Kimberlee Sweeney, Divorce and Relationship Coach.
Intimacy is not just about sex and touch. While we need touch and sexual intimacy to keep a relationship alive, we also need to cultivate intimacy in all its manifestations. Long term committed relationships need to be nurtured to ensure they thrive. There are four types of intimacy that will help relationships to flourish. We all need our own varying degrees of each type of intimacy in our relationship depending on our personalities and personal preferences.
1. Emotional Intimacy
Emotional intimacy is feeling comfortable enough with each other to be authentic and “real”. You need to feel comfortable expressing your thoughts and feelings, your deepest fears, dreams, desires and disappointments. It’s important to feel understood and safe enough to share personal feelings and thoughts without being judged or belittled. Emotional intimacy thrives when you feel supported and have a sense of trust from sharing with each other. Building more emotional intimacy requires an engagement in deeper more intimate conversations. Emotional intimacy means creating a safe space where you can talk about your emotions and experiences and talk about topics that you wouldn’t tend to share normally with others. Show interest in what each other is saying by validating their feelings so they feel understood and supported.
2. Intellectual Intimacy
Building intellectual intimacy is all about being able to speak your mind on views and topic’s without worrying if your partner will agree or disagree with you. Listening to one another in a respectful manner can create a sense of closeness. While you may not always agree on every topic it is important to acknowledge that we are all entitled to our own view points and beliefs. Allow your partner the freedom to have their own opinions and let them be heard. If you disagree, refrain from put-downs and sarcasm. Focus on listening and appreciate the opportunities to hear each other’s viewpoints. Intellectual intimacy is about stretching one’s mind and being open to ideas that may differ to your own, often creating thought provoking discussion for you both. Intelligent and philosophical conversation can be very sexually attractive for many and even quite arousing. It’s termed sapiosexual and some people need to develop intellectual intimacy first, to bond more intimately with their partner.
3. Experiential Intimacy
Experiential intimacy develops over time, the longer you are together and build great memories from shared experiences. Recalling these moments together triggers your senses just like a smell can trigger your memories, and enables you both to share those happy memories which in turn brings you closer together again. So, keep building memories all through your relationship by arranging dates, activities and experiences together. Every couple needs together time as well and individual alone time or time with friends outside of the relationship. Share those adventures verbally or physically with each other. It’s like building a brain road map for our lives together in all you do within and outside of the relationship and like a map will bring you closer to your desired “intimacy” destination.
4. Spiritual Intimacy
Spiritual intimacy will mean different things to different people. It could be a formalised religion that brings you together or meditation on the higher self or crystals and guardian angels, or connecting with nature. Talk to each other about what your spirituality and beliefs are and consider how these beliefs are aligned and whether or not they intersect. Sometimes your values and morals are aligned and integrated with your spirituality resulting in a deeper spiritual connection and intimacy.
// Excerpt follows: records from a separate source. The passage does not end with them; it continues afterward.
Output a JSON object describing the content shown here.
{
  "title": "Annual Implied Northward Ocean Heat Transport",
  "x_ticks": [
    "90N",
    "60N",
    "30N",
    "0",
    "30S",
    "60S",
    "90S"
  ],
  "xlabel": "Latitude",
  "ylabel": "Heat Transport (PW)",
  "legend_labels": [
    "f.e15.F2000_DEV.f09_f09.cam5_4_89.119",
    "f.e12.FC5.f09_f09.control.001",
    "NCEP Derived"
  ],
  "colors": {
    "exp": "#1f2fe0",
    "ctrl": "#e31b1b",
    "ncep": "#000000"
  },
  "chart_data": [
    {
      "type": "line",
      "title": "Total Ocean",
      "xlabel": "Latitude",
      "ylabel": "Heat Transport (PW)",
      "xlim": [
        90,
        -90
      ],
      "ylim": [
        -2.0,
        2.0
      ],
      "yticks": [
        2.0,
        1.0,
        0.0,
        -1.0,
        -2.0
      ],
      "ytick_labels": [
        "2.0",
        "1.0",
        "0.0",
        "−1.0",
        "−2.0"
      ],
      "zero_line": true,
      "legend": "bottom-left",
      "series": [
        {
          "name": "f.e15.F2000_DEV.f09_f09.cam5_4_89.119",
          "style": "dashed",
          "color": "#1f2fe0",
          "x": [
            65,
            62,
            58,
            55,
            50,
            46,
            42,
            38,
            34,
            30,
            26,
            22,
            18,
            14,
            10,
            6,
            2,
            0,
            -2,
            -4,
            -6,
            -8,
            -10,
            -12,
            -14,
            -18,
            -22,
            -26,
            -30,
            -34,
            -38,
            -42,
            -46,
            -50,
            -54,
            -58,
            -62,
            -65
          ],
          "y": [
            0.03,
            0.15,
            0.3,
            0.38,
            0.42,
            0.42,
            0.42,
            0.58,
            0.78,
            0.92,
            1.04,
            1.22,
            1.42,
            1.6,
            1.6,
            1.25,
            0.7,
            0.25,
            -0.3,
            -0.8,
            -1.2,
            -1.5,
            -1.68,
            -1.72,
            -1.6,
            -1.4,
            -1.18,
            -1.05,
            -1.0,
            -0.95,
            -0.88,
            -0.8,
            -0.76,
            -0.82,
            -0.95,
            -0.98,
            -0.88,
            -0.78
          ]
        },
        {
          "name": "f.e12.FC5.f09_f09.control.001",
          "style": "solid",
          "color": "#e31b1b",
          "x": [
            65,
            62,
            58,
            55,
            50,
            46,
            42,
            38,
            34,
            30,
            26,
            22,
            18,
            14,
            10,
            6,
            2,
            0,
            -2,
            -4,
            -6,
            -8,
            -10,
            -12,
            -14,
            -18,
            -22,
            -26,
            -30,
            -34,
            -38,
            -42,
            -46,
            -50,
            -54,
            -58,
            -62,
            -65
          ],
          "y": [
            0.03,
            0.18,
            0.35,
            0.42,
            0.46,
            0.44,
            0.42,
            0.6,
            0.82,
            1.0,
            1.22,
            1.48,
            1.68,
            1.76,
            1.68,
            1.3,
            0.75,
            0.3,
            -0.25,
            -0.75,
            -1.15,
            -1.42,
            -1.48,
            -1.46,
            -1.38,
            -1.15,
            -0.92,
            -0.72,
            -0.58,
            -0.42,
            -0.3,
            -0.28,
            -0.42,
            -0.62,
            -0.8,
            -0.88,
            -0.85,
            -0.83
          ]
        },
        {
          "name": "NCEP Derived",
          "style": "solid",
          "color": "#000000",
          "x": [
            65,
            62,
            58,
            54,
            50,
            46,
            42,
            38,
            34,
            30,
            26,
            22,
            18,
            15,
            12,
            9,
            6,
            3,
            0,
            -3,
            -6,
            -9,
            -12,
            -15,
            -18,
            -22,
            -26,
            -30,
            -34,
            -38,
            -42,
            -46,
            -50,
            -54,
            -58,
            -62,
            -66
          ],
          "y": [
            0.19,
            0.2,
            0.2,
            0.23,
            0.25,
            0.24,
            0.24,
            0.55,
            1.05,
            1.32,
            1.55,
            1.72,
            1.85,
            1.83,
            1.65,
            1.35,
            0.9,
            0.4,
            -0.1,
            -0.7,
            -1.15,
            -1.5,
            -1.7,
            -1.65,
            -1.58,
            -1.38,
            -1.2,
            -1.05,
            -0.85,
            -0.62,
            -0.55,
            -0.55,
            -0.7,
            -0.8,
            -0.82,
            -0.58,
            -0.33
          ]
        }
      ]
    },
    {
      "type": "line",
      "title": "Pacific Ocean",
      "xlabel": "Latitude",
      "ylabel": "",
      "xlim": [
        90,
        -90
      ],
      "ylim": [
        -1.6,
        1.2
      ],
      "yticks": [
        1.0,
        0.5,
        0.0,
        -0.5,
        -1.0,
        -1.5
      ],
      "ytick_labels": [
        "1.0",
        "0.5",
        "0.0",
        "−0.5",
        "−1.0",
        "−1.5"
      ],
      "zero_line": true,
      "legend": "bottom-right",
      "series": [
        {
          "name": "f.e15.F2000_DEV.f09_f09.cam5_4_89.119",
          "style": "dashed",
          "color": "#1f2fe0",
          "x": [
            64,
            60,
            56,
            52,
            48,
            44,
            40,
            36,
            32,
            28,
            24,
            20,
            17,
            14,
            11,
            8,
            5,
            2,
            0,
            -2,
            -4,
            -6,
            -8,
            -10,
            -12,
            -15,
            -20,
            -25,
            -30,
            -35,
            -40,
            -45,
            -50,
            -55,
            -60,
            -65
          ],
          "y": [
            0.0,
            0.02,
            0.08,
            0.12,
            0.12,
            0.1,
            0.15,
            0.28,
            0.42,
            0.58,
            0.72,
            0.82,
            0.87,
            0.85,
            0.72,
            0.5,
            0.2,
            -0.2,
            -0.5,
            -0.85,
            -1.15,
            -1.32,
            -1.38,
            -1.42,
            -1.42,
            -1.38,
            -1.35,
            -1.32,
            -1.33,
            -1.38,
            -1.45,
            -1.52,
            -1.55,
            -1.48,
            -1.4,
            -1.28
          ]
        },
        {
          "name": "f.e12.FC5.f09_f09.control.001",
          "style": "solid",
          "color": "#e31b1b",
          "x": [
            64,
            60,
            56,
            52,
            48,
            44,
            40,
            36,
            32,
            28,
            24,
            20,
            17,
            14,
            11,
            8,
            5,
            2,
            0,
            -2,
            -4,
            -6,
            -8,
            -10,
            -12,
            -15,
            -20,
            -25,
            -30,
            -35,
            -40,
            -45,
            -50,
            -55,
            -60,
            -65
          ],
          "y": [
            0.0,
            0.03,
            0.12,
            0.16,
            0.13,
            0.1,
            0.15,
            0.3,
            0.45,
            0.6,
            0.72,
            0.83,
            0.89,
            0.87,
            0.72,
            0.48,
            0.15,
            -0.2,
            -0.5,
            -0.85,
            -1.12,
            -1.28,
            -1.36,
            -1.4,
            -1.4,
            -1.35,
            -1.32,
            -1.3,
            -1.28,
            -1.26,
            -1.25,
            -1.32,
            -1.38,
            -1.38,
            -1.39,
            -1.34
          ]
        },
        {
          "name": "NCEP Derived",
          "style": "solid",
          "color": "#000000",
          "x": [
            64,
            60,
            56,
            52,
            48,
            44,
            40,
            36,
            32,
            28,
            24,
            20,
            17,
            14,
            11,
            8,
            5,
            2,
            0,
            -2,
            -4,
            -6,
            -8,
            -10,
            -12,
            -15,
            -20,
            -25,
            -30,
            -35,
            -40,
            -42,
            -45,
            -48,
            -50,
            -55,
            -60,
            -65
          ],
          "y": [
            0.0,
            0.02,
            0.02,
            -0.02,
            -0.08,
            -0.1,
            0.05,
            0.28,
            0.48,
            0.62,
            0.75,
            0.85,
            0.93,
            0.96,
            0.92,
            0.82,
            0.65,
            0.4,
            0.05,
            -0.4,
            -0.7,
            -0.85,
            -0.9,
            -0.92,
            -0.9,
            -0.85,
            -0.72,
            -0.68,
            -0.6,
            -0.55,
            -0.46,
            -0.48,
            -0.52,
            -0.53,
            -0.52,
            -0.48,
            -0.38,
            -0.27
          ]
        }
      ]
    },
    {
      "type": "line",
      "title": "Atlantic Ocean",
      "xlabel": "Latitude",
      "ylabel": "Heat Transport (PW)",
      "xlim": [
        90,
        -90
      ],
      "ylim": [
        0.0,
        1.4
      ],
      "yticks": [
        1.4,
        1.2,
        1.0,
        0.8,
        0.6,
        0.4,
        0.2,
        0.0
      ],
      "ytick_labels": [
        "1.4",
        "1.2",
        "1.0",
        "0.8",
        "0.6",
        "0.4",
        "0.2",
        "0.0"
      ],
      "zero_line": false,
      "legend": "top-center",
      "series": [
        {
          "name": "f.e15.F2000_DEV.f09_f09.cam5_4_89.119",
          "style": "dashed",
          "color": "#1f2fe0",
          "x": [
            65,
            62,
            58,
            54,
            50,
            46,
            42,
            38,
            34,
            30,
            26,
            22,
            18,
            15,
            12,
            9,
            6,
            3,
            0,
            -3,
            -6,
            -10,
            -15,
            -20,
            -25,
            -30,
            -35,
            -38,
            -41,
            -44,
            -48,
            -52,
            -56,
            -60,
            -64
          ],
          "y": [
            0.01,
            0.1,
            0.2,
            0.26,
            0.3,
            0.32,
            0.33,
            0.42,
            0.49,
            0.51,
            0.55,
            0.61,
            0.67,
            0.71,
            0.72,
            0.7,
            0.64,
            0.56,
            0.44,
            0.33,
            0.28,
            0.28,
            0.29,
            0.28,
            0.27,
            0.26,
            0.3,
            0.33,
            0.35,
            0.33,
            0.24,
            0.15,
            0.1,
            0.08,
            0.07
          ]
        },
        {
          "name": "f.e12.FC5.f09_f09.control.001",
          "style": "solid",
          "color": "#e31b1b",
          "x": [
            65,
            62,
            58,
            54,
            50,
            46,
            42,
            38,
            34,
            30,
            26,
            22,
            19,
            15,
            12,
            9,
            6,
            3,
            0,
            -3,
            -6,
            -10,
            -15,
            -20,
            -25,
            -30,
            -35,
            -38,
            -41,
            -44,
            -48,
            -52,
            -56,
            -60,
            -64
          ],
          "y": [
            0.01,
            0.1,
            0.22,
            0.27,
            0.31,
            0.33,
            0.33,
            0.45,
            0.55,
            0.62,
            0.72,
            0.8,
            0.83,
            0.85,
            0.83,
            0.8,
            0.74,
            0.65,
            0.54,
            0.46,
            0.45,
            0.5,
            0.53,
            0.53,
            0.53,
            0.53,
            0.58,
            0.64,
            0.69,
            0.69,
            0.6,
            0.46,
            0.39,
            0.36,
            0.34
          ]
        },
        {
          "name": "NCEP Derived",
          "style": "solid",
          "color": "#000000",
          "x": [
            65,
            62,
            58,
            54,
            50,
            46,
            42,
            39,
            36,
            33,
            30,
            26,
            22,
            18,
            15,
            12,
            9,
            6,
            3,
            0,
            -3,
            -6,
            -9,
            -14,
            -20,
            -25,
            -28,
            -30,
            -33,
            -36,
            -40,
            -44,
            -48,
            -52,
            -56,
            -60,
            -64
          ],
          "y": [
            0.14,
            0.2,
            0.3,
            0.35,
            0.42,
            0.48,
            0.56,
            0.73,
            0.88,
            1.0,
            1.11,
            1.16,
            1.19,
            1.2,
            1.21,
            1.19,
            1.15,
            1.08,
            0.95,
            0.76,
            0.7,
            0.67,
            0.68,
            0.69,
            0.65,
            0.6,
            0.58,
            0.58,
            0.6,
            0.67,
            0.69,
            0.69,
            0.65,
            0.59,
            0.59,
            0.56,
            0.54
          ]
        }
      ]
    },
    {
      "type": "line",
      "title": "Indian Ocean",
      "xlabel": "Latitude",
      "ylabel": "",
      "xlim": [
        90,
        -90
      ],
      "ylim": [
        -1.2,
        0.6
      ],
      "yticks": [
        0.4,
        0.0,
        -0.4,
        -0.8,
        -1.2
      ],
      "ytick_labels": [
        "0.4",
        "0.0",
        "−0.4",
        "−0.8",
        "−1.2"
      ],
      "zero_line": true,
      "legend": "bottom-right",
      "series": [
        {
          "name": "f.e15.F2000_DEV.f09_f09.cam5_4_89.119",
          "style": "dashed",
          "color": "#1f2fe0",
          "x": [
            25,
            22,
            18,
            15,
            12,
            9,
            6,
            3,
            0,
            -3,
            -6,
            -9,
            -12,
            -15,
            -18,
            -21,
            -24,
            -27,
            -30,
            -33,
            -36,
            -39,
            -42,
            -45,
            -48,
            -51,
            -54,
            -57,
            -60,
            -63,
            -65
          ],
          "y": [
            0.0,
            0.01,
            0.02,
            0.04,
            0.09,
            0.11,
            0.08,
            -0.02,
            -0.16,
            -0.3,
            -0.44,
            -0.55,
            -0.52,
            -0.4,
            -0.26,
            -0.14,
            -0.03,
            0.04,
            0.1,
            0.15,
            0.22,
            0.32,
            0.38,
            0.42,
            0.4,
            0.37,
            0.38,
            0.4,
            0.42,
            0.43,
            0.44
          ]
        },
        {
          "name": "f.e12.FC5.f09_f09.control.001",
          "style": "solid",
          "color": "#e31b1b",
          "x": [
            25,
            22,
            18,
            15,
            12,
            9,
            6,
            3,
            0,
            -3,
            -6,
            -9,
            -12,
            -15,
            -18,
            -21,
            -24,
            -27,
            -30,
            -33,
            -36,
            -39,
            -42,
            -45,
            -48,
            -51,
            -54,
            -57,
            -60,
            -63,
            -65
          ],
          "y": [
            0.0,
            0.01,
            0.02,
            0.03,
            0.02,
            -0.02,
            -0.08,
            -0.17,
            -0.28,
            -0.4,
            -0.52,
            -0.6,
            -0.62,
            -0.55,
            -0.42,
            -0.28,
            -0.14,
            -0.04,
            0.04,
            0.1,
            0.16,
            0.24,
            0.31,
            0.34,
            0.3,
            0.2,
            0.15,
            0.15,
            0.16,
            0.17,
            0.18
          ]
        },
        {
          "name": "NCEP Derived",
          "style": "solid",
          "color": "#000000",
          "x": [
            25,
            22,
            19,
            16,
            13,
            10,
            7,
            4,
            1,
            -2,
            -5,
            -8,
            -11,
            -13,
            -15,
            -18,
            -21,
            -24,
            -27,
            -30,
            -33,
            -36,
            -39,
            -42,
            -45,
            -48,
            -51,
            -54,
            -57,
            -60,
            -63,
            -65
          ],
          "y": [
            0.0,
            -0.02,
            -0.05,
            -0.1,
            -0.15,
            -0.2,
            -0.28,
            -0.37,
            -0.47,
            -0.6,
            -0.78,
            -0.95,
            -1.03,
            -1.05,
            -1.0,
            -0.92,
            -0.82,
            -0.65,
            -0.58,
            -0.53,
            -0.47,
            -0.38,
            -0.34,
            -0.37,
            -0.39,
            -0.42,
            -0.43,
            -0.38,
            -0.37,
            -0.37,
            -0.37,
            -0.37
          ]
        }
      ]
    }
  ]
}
If you fear intimacy it will be worth exploring the barriers to intimacy. A coach may help you uncover hindrances such as self-protection. Those who have been hurt in their past relationships are often fearful about entering an intimate relationship again. Ultimately, we all want to be desired and desire leads to intimacy. Finding a person whom you feel safe enough to be with and to speak your truths will develop into an intimate connection if you are able to engage openly and truthfully with your partner. Not just physically, understanding each other and meeting each other’s needs once voiced, will enhance and strengthen your closeness and your love.
If you do not feel comfortable enough to work on the four types of intimacy with your partner then you must take a step back and re-evaluate the entire relationship. What you are getting out of it and can you both put some work into the areas that need strengthening.
There is someone out there for everyone to connect with. Allowing yourself to be venerable enough to speak your truths and see how your partner responds, will answer those quiet questions about the person that are inside your head. So be brave and speak your truth and the universe will show you the right partner for you in time.